Vaughn came to a stop beside Drew, his fists bunched by his hips. “Who’s hunting Drew? You know who the traitor is. I can see it in your eyes.”

“I don’t know who it is.” Suddenly, Drew’s earlier comment that someone was after him took on much larger significance. The youth was wanted. Why? For his weapons like the trainee? As a tool to kill others, like Elijah? Quinn knew suddenly that Dante had sent Drew to him for a reason.

Drew wasn’t simply a kid that needed help. He was the clue Quinn needed. He was the screw that everything turned on. “What happened when Dante disappeared?”
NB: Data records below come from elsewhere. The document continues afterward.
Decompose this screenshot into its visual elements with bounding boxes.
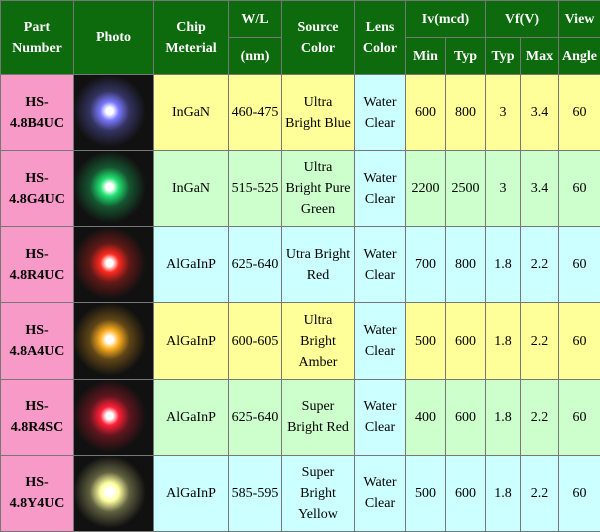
angle-cell: 60 (558, 454, 600, 532)
vf-max-cell: 3.4 (520, 150, 559, 228)
header-cell: (nm) (228, 37, 282, 75)
photo-cell (73, 302, 154, 380)
vf-typ-cell: 1.8 (485, 302, 521, 380)
vf-max-cell: 2.2 (520, 226, 559, 304)
vf-typ-cell: 1.8 (485, 454, 521, 532)
vf-max-cell: 2.2 (520, 378, 559, 456)
lens-cell: Water Clear (354, 302, 406, 380)
iv-typ-cell: 600 (445, 302, 486, 380)
led-photo (74, 151, 153, 226)
lens-cell: Water Clear (354, 378, 406, 456)
angle-cell: 60 (558, 302, 600, 380)
table-row: HS-4.8R4UC AlGaInP 625-640 Utra Bright Red W… (0, 226, 600, 304)
wl-cell: 600-605 (228, 302, 282, 380)
wl-cell: 585-595 (228, 454, 282, 532)
table-row: HS-4.8A4UC AlGaInP 600-605 Ultra Bright Amb… (0, 302, 600, 380)
angle-cell: 60 (558, 226, 600, 304)
photo-cell (73, 454, 154, 532)
iv-typ-cell: 2500 (445, 150, 486, 228)
vf-max-cell: 3.4 (520, 73, 559, 152)
chip-cell: InGaN (153, 150, 229, 228)
vf-typ-cell: 3 (485, 73, 521, 152)
angle-cell: 60 (558, 150, 600, 228)
iv-min-cell: 500 (405, 454, 446, 532)
vf-max-cell: 2.2 (520, 454, 559, 532)
part-number-cell: HS-4.8B4UC (0, 73, 74, 152)
angle-cell: 60 (558, 378, 600, 456)
wl-cell: 515-525 (228, 150, 282, 228)
header-cell: View (558, 0, 600, 38)
iv-typ-cell: 600 (445, 378, 486, 456)
iv-typ-cell: 800 (445, 73, 486, 152)
header-cell: Chip Meterial (153, 0, 229, 75)
header-cell: Min (405, 37, 446, 75)
vf-typ-cell: 1.8 (485, 378, 521, 456)
photo-cell (73, 226, 154, 304)
source-cell: Ultra Bright Amber (281, 302, 355, 380)
part-number-cell: HS-4.8R4UC (0, 226, 74, 304)
header-cell: Iv(mcd) (405, 0, 486, 38)
led-photo (74, 75, 153, 150)
lens-cell: Water Clear (354, 150, 406, 228)
part-number-cell: HS-4.8R4SC (0, 378, 74, 456)
iv-min-cell: 500 (405, 302, 446, 380)
part-number-cell: HS-4.8Y4UC (0, 454, 74, 532)
iv-min-cell: 2200 (405, 150, 446, 228)
source-cell: Ultra Bright Pure Green (281, 150, 355, 228)
photo-cell (73, 150, 154, 228)
table-body: HS-4.8B4UC InGaN 460-475 Ultra Bright Blue W… (0, 73, 600, 532)
iv-min-cell: 600 (405, 73, 446, 152)
lens-cell: Water Clear (354, 226, 406, 304)
vf-typ-cell: 3 (485, 150, 521, 228)
table-row: HS-4.8B4UC InGaN 460-475 Ultra Bright Blue W… (0, 73, 600, 152)
wl-cell: 625-640 (228, 378, 282, 456)
chip-cell: AlGaInP (153, 378, 229, 456)
chip-cell: AlGaInP (153, 302, 229, 380)
source-cell: Utra Bright Red (281, 226, 355, 304)
chip-cell: AlGaInP (153, 454, 229, 532)
header-cell: Source Color (281, 0, 355, 75)
header-cell: Part Number (0, 0, 74, 75)
header-cell: W/L (228, 0, 282, 38)
photo-cell (73, 73, 154, 152)
source-cell: Super Bright Yellow (281, 454, 355, 532)
chip-cell: AlGaInP (153, 226, 229, 304)
led-photo (74, 380, 153, 455)
source-cell: Ultra Bright Blue (281, 73, 355, 152)
wl-cell: 625-640 (228, 226, 282, 304)
table-row: HS-4.8R4SC AlGaInP 625-640 Super Bright Red… (0, 378, 600, 456)
header-cell: Typ (445, 37, 486, 75)
header-cell: Vf(V) (485, 0, 559, 38)
header-cell: Lens Color (354, 0, 406, 75)
vf-typ-cell: 1.8 (485, 226, 521, 304)
wl-cell: 460-475 (228, 73, 282, 152)
header-cell: Max (520, 37, 559, 75)
header-cell: Typ (485, 37, 521, 75)
led-photo (74, 303, 153, 379)
chip-cell: InGaN (153, 73, 229, 152)
iv-typ-cell: 600 (445, 454, 486, 532)
lens-cell: Water Clear (354, 73, 406, 152)
table-row: HS-4.8G4UC InGaN 515-525 Ultra Bright Pure … (0, 150, 600, 228)
header-cell: Angle (558, 37, 600, 75)
photo-cell (73, 378, 154, 456)
iv-typ-cell: 800 (445, 226, 486, 304)
part-number-cell: HS-4.8G4UC (0, 150, 74, 228)
angle-cell: 60 (558, 73, 600, 152)
source-cell: Super Bright Red (281, 378, 355, 456)
table-header: Part Number Photo Chip Meterial W/L Sour… (0, 0, 600, 75)
lens-cell: Water Clear (354, 454, 406, 532)
vf-max-cell: 2.2 (520, 302, 559, 380)
header-cell: Photo (73, 0, 154, 75)
led-photo (74, 227, 153, 302)
iv-min-cell: 400 (405, 378, 446, 456)
iv-min-cell: 700 (405, 226, 446, 304)
led-photo (74, 456, 153, 531)
part-number-cell: HS-4.8A4UC (0, 302, 74, 380)
table-row: HS-4.8Y4UC AlGaInP 585-595 Super Bright Yel… (0, 454, 600, 532)
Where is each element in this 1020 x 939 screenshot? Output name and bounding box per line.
Drew’s gaze settled on Grace. “It was the night that the girl with silver eyes like yours made the night scream.”

* * *

 

Grace stiffened, shocked by Drew’s comment about the girl with silver eyes. She’d been so immersed in making not-so-feel-good comparisons between Calydon history and her own future that she hadn’t been considering whether Ana had been a part of Dante’s death. “Ana?” She grabbed Drew’s arm. “My sister was there? What happened?”

Vaughn growled and Quinn pulled her back from Drew.
I don’t trust Vaughn. Stay behind me.

She saw the pulsing emerald shine of his eyes, and she reluctantly moved back to a spot beside Quinn’s shoulder. Vaughn and Quinn exchanged glances, and she knew they were bonding over their common need to protect their charges. Great for the manly men, but dammit! She wanted to find out about her sister. “Tell me about Ana,” she urged Drew. “What happened?”

“I was at the river working out with the boulders,” Drew said, “when my dad warned me to stay away from the camp, you know, with that mind thing.”

Quinn laughed softly, as if he knew exactly what Drew’s response to that order had been. “As soon as you got that message, you hauled ass to get over to camp as fast as you could, right?”

Drew flushed, his reaction reminding Grace how young he was, even though he had his weapons and the emerging muscles of a Calydon warrior: deadly, but still a child. Just as she had been that night she’d heard the screams of her parents dying. Like Drew, how fast she’d run toward them, praying she could get there in time, praying she could save them. She knew all about how time could stand still during that run, how the heart could break into a thousand pieces from sheer, raw terror.